St. Lucia is termed as the ‘Helen of the West Indies’ because it has always been mesmerizing to visitors similar to as Helen was to Troy. St. Lucia has fabulous volcanic scenery scattered all over the lush rainforest; the great Pitons look like giant sentinels to over 2000 feet from the sea; majestic white sand beaches nestle in idyllic natural harbors.
The population of St. Lucia is a blend of European, African, and, to a certain extent, Amerindian origin. St. Lucian Creole language is widely spoken and the distinctive Creole cuisine, which is inventive and spicy are quite colorful. The official language of this island is English.
St Lucia, like other Caribbean islands, witnesses a tropical and hot climate all through the year, which is mostly influenced by sea breezes and northeastern trade winds. The average temperature throughout the year is between 77°F to 80°F. The driest season on the island is between Februaries to Mays in which occasional showers can be experienced in the whole year.

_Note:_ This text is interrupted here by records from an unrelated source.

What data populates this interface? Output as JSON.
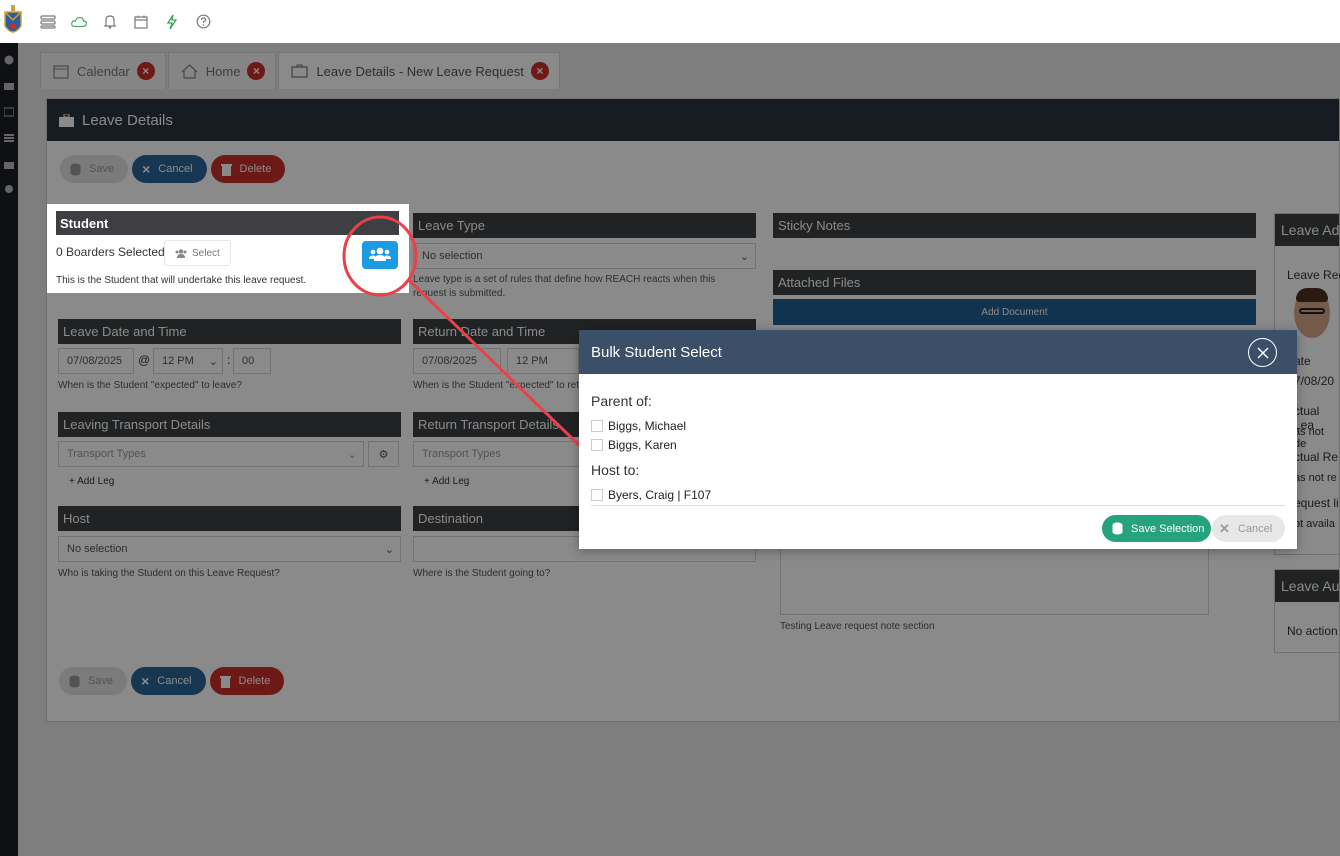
{
  "tabs": [
    {
      "label": "Calendar"
    },
    {
      "label": "Home"
    },
    {
      "label": "Leave Details - New Leave Request"
    }
  ],
  "panel": {
    "title": "Leave Details",
    "save_label": "Save",
    "cancel_label": "Cancel",
    "delete_label": "Delete"
  },
  "student": {
    "header": "Student",
    "count_text": "0 Boarders Selected",
    "select_label": "Select",
    "hint": "This is the Student that will undertake this leave request."
  },
  "leave_type": {
    "header": "Leave Type",
    "value": "No selection",
    "hint_line1": "Leave type is a set of rules that define how REACH reacts when this",
    "hint_line2": "request is submitted."
  },
  "sticky_notes": {
    "header": "Sticky Notes"
  },
  "attached_files": {
    "header": "Attached Files",
    "add_label": "Add Document"
  },
  "leave_date": {
    "header": "Leave Date and Time",
    "date": "07/08/2025",
    "at": "@",
    "hour": "12 PM",
    "colon": ":",
    "minute": "00",
    "hint": "When is the Student \"expected\" to leave?"
  },
  "return_date": {
    "header": "Return Date and Time",
    "date": "07/08/2025",
    "hour": "12 PM",
    "hint": "When is the Student \"expected\" to return?"
  },
  "leaving_transport": {
    "header": "Leaving Transport Details",
    "placeholder": "Transport Types",
    "add_leg": "+ Add Leg"
  },
  "return_transport": {
    "header": "Return Transport Details",
    "placeholder": "Transport Types",
    "add_leg": "+ Add Leg"
  },
  "host": {
    "header": "Host",
    "value": "No selection",
    "hint": "Who is taking the Student on this Leave Request?"
  },
  "destination": {
    "header": "Destination",
    "hint": "Where is the Student going to?"
  },
  "notes_hint": "Testing Leave request note section",
  "right_panel": {
    "header1": "Leave Ad",
    "line1": "Leave Rec",
    "line2": "ate",
    "line3": "7/08/20",
    "line4": "ctual Lea",
    "line5": "as not de",
    "line6": "ctual Re",
    "line7": "as not re",
    "line8": "equest li",
    "line9": "ot availa",
    "header2": "Leave Au",
    "line10": "No action"
  },
  "modal": {
    "title": "Bulk Student Select",
    "parent_label": "Parent of:",
    "parents": [
      "Biggs, Michael",
      "Biggs, Karen"
    ],
    "host_label": "Host to:",
    "hosts": [
      "Byers, Craig | F107"
    ],
    "save_label": "Save Selection",
    "cancel_label": "Cancel"
  },
  "colors": {
    "header_dark": "#2b3441",
    "modal_header": "#3b5068",
    "save_green": "#26a37e",
    "annotation_red": "#e8414a",
    "group_button_blue": "#1b9ce2"
  }
}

The wet season is generally experienced from June to September.
Mount Gimie is the highest peak on the island of Saint Lucia which stands as tall as 950 m. Its origin is volcanic and is surrounded with lush tropical rain forest.
Lake St Lucia is a part of the Greater St Lucia Wetland reserve on east coast of South Africa, which is about 150 miles in the north of Durban in KwaZulu Natal.
The popular lake of St. Lucia is almost 40 km long, having a number of islands i.e. Mitchell Island, Bird Island, and Fanie's Island.
Saint Lucia has rich and diverse range of flora and fauna.
The climate and the nature of the topography of this island are in favor of the growth of diverse plant species. The tropical climate and heavy precipitation results in the growth of lush tropical vegetation in several parts of this island. Some of the commonly seen vegetations of Saint Lucia are Poinciana, Orchids, Jasmine, Bougainvillea, Frangipani, and Hibiscus.
The rich and magnificent fauna of Saint Lucia includes diverse types of birds and reptiles. Two rare snake species - kouwes snake and zandoli te are inhabitant of the Maria Islands. Some of other commonly found reptiles include fer-de-lance snake and turtles.
Some mammals like mongoose, bat, and agoutis are also found. Fishes are in abundance in the water bodies of this island. It also has a natural bird sanctuary and a number of bird species can be viewed there. Bois D'Orange Swamp is the most popular site to watch birds. Some rare species of birds are Saint Lucian parrot, Saint Lucia peewee, white breasted thrasher, and Saint Lucia wren.